Les Techs le foudroient du regard dans un bel ensemble — l'expression de leurs visages est parfaitement identique, même 3 qui évite d'habitude de se mêler aussi intimement aux autres. Puis ils se séparent. Ce ne sont pas seulement leurs corps qui ne se touchent plus, ce sont aussi leurs attitudes qui redeviennent individuelles. 1 et 2 hochent la tête pour montrer qu'ils sont prêts à partir. Cette fois c'est 2 qui aide Hindgam à marcher. 4 lâche la main de Josh Malone pour prendre celle du professeur Milley. 5 s'avance pour prendre l'autre, puis elle jette un coup d'œil à 3 et lui laisse la place. Elle sait très bien que même si sa sœur en rêve depuis longtemps, elle n'osera pas faire le premier pas. Le professeur Milley leur sourit et leur caresse les cheveux, l'ultime geste d'affection qu'elle se soit jamais autorisée, et le professeur Stones leur serre brièvement l'épaule à tous les deux.
Tous les Techs ressentent un apaisement qui n'est qu'un infime reflet de son soulagement et sa joie. Le professeur Milley lui donne son autre main et elles continuent à avancer sans parler davantage. Pour la première fois 2 réalise que 3 est sans doute celle qui ressemble le plus à leur créatrice, et les autres à qui elle fait partager cette pensée approuvent. Surtout la fillette qui est très fière à cette idée, et très satisfaite en voyant que Nora, la véritable Nora Milley, marche seule et loin du professeur.

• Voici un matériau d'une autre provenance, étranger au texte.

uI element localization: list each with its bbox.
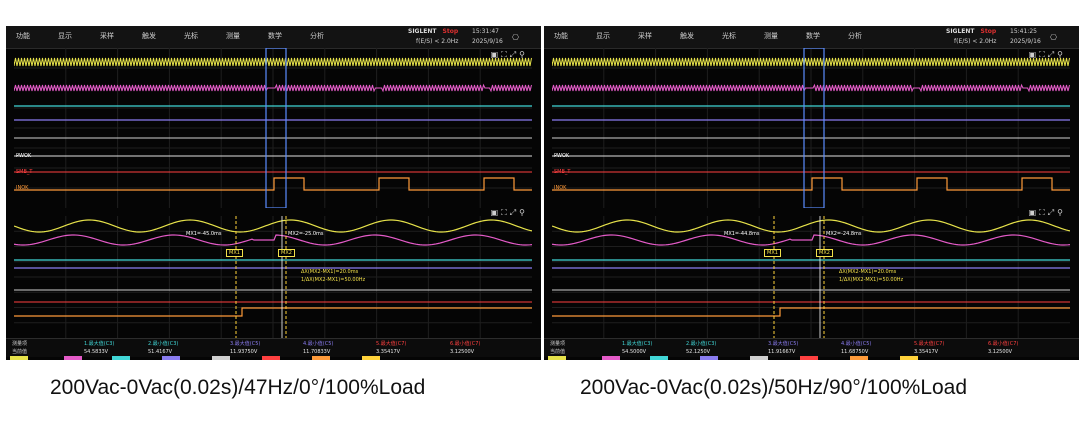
menu-function[interactable]: 功能 bbox=[16, 32, 30, 40]
menu-analysis[interactable]: 分析 bbox=[310, 32, 324, 40]
menu-trigger[interactable]: 触发 bbox=[680, 32, 694, 40]
zoom-plot[interactable]: ▣⛶⤢⚲ MX1=-45.0ms MX2=-25.0ms MX1 MX2 ΔX(… bbox=[14, 208, 532, 338]
cursor-mx2-value: MX2=-25.0ms bbox=[288, 231, 324, 237]
measurement-1[interactable]: 1.最大值(C3) 54.5000V bbox=[622, 341, 653, 355]
zoom-plot[interactable]: ▣⛶⤢⚲ MX1=-44.8ms MX2=-24.8ms MX1 MX2 ΔX(… bbox=[552, 208, 1070, 338]
brand-logo: SIGLENT Stop bbox=[946, 28, 997, 35]
channel-label-inok: INOK bbox=[554, 185, 567, 191]
measurement-6[interactable]: 6.最小值(C7) 3.12500V bbox=[988, 341, 1019, 355]
ch2-sine bbox=[14, 234, 532, 246]
measurement-4[interactable]: 4.最小值(C5) 11.68750V bbox=[841, 341, 872, 355]
overview-plot[interactable]: ▣⛶⤢⚲ PWOK SMB_T INOK bbox=[14, 48, 532, 208]
ch7-trace bbox=[14, 177, 532, 191]
menu-measure[interactable]: 测量 bbox=[764, 32, 778, 40]
cursor-mx1-value: MX1=-45.0ms bbox=[186, 231, 222, 237]
measurement-3[interactable]: 3.最大值(C5) 11.91667V bbox=[768, 341, 799, 355]
channel-label-inok: INOK bbox=[16, 185, 29, 191]
measurement-bar: 测量项 当前值 1.最大值(C3) 54.5833V 2.最小值(C3) 51.416… bbox=[6, 338, 541, 357]
menu-trigger[interactable]: 触发 bbox=[142, 32, 156, 40]
measurement-header: 测量项 当前值 bbox=[550, 341, 566, 355]
channel-label-pwok: PWOK bbox=[554, 153, 570, 159]
cursor-mx1-tag[interactable]: MX1 bbox=[226, 249, 243, 257]
run-status: Stop bbox=[442, 28, 459, 35]
cursor-mx2-tag[interactable]: MX2 bbox=[278, 249, 295, 257]
channel-label-smb: SMB_T bbox=[16, 169, 33, 175]
ch7-trace bbox=[552, 177, 1070, 191]
caption-right: 200Vac-0Vac(0.02s)/50Hz/90°/100%Load bbox=[580, 376, 968, 399]
menu-acquire[interactable]: 采样 bbox=[100, 32, 114, 40]
channel-label-smb: SMB_T bbox=[554, 169, 571, 175]
zoom-waveforms bbox=[14, 216, 532, 338]
zoom-plot-tools[interactable]: ▣⛶⤢⚲ bbox=[490, 208, 528, 217]
menu-bar: 功能 显示 采样 触发 光标 测量 数学 分析 SIGLENT Stop f(E/… bbox=[544, 26, 1079, 49]
measurement-4[interactable]: 4.最小值(C5) 11.70833V bbox=[303, 341, 334, 355]
overview-waveforms bbox=[552, 48, 1070, 208]
caption-left: 200Vac-0Vac(0.02s)/47Hz/0°/100%Load bbox=[50, 376, 426, 399]
ch7-step bbox=[14, 307, 532, 317]
menu-cursor[interactable]: 光标 bbox=[722, 32, 736, 40]
lock-icon[interactable]: ⎔ bbox=[1050, 33, 1057, 42]
menu-math[interactable]: 数学 bbox=[268, 32, 282, 40]
trigger-status: f(E/S) < 2.0Hz bbox=[954, 38, 997, 45]
measurement-5[interactable]: 5.最大值(C7) 3.35417V bbox=[914, 341, 945, 355]
menu-bar: 功能 显示 采样 触发 光标 测量 数学 分析 SIGLENT Stop f(E/… bbox=[6, 26, 541, 49]
delta-x-readout: ΔX(MX2-MX1)=20.0ms 1/ΔX(MX2-MX1)=50.00Hz bbox=[301, 269, 366, 283]
delta-x-readout: ΔX(MX2-MX1)=20.0ms 1/ΔX(MX2-MX1)=50.00Hz bbox=[839, 269, 904, 283]
cursor-mx2-tag[interactable]: MX2 bbox=[816, 249, 833, 257]
overview-plot[interactable]: ▣⛶⤢⚲ PWOK SMB_T INOK bbox=[552, 48, 1070, 208]
zoom-window bbox=[265, 48, 287, 208]
lock-icon[interactable]: ⎔ bbox=[512, 33, 519, 42]
measurement-6[interactable]: 6.最小值(C7) 3.12500V bbox=[450, 341, 481, 355]
measurement-3[interactable]: 3.最大值(C5) 11.93750V bbox=[230, 341, 261, 355]
zoom-waveforms bbox=[552, 216, 1070, 338]
clock-date: 2025/9/16 bbox=[472, 38, 503, 45]
ch1-sine bbox=[552, 219, 1070, 233]
ch1-trace bbox=[552, 57, 1070, 67]
menu-cursor[interactable]: 光标 bbox=[184, 32, 198, 40]
measurement-2[interactable]: 2.最小值(C3) 51.4167V bbox=[148, 341, 179, 355]
cursor-mx2-value: MX2=-24.8ms bbox=[826, 231, 862, 237]
channel-label-pwok: PWOK bbox=[16, 153, 32, 159]
ch2-trace bbox=[14, 83, 532, 93]
plot-tools[interactable]: ▣⛶⤢⚲ bbox=[490, 50, 528, 59]
clock-time: 15:41:25 bbox=[1010, 28, 1037, 35]
ch2-trace bbox=[552, 83, 1070, 93]
menu-function[interactable]: 功能 bbox=[554, 32, 568, 40]
measurement-1[interactable]: 1.最大值(C3) 54.5833V bbox=[84, 341, 115, 355]
zoom-plot-tools[interactable]: ▣⛶⤢⚲ bbox=[1028, 208, 1066, 217]
menu-math[interactable]: 数学 bbox=[806, 32, 820, 40]
ch1-sine bbox=[14, 219, 532, 233]
plot-tools[interactable]: ▣⛶⤢⚲ bbox=[1028, 50, 1066, 59]
clock-time: 15:31:47 bbox=[472, 28, 499, 35]
measurement-5[interactable]: 5.最大值(C7) 3.35417V bbox=[376, 341, 407, 355]
menu-display[interactable]: 显示 bbox=[596, 32, 610, 40]
clock-date: 2025/9/16 bbox=[1010, 38, 1041, 45]
cursor-mx1-tag[interactable]: MX1 bbox=[764, 249, 781, 257]
zoom-window bbox=[803, 48, 825, 208]
menu-display[interactable]: 显示 bbox=[58, 32, 72, 40]
scope-screenshot-left: 功能 显示 采样 触发 光标 测量 数学 分析 SIGLENT Stop f(E/… bbox=[6, 26, 541, 360]
menu-analysis[interactable]: 分析 bbox=[848, 32, 862, 40]
measurement-header: 测量项 当前值 bbox=[12, 341, 28, 355]
overview-waveforms bbox=[14, 48, 532, 208]
measurement-bar: 测量项 当前值 1.最大值(C3) 54.5000V 2.最小值(C3) 52.125… bbox=[544, 338, 1079, 357]
channel-strip[interactable] bbox=[6, 356, 541, 360]
brand-logo: SIGLENT Stop bbox=[408, 28, 459, 35]
ch7-step bbox=[552, 307, 1070, 317]
scope-screenshot-right: 功能 显示 采样 触发 光标 测量 数学 分析 SIGLENT Stop f(E/… bbox=[544, 26, 1079, 360]
trigger-status: f(E/S) < 2.0Hz bbox=[416, 38, 459, 45]
measurement-2[interactable]: 2.最小值(C3) 52.1250V bbox=[686, 341, 717, 355]
ch2-sine bbox=[552, 234, 1070, 246]
run-status: Stop bbox=[980, 28, 997, 35]
cursor-mx1-value: MX1=-44.8ms bbox=[724, 231, 760, 237]
menu-measure[interactable]: 测量 bbox=[226, 32, 240, 40]
ch1-trace bbox=[14, 57, 532, 67]
channel-strip[interactable] bbox=[544, 356, 1079, 360]
menu-acquire[interactable]: 采样 bbox=[638, 32, 652, 40]
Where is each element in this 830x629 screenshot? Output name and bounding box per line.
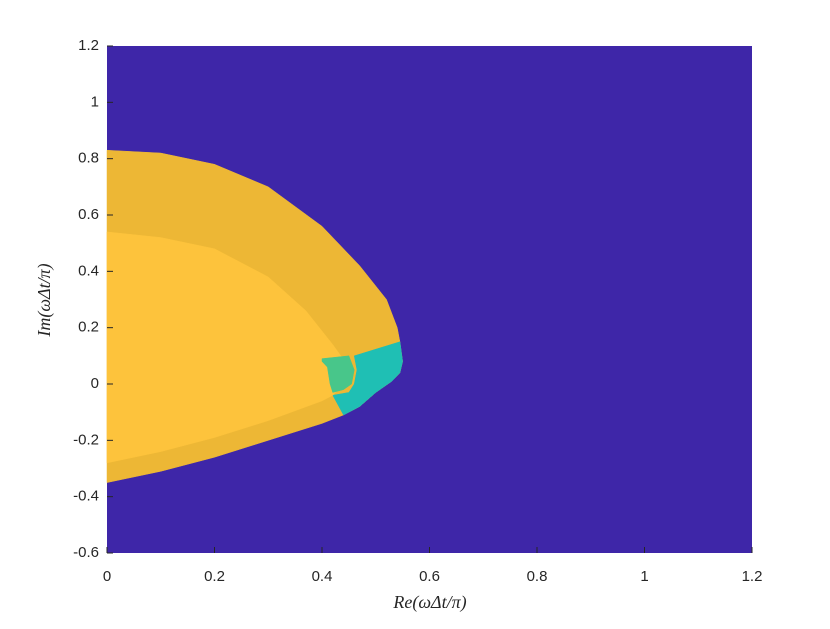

Dans le silence revenu, Sanx attrape 1 par le bras et lui demande tout bas :
« Alors ? Qu'est-ce qui se passe ensuite ?
— On va dans cette salle pour trouver comment empêcher cette chose de prendre 7.
— Hum, là c'est peut-être moi qui n'ai rien compris, mais il me semblait que mettre tous les Techs dans cette salle zéro, c'était le moyen pour construire un pont fait maison en âme de petite fille, non ?
— Oui. Et c'est aussi le moyen pour être connecté à cette chose. La voir en face. On n'arrivera pas à la vaincre sinon. Dans le Réseau, elle nous glisse entre les doigts.
— Ça sent mauvais votre histoire. Et si vous perdez ? Qu'est-ce qu'on devient ? Qu'est-ce qu'on peut faire ?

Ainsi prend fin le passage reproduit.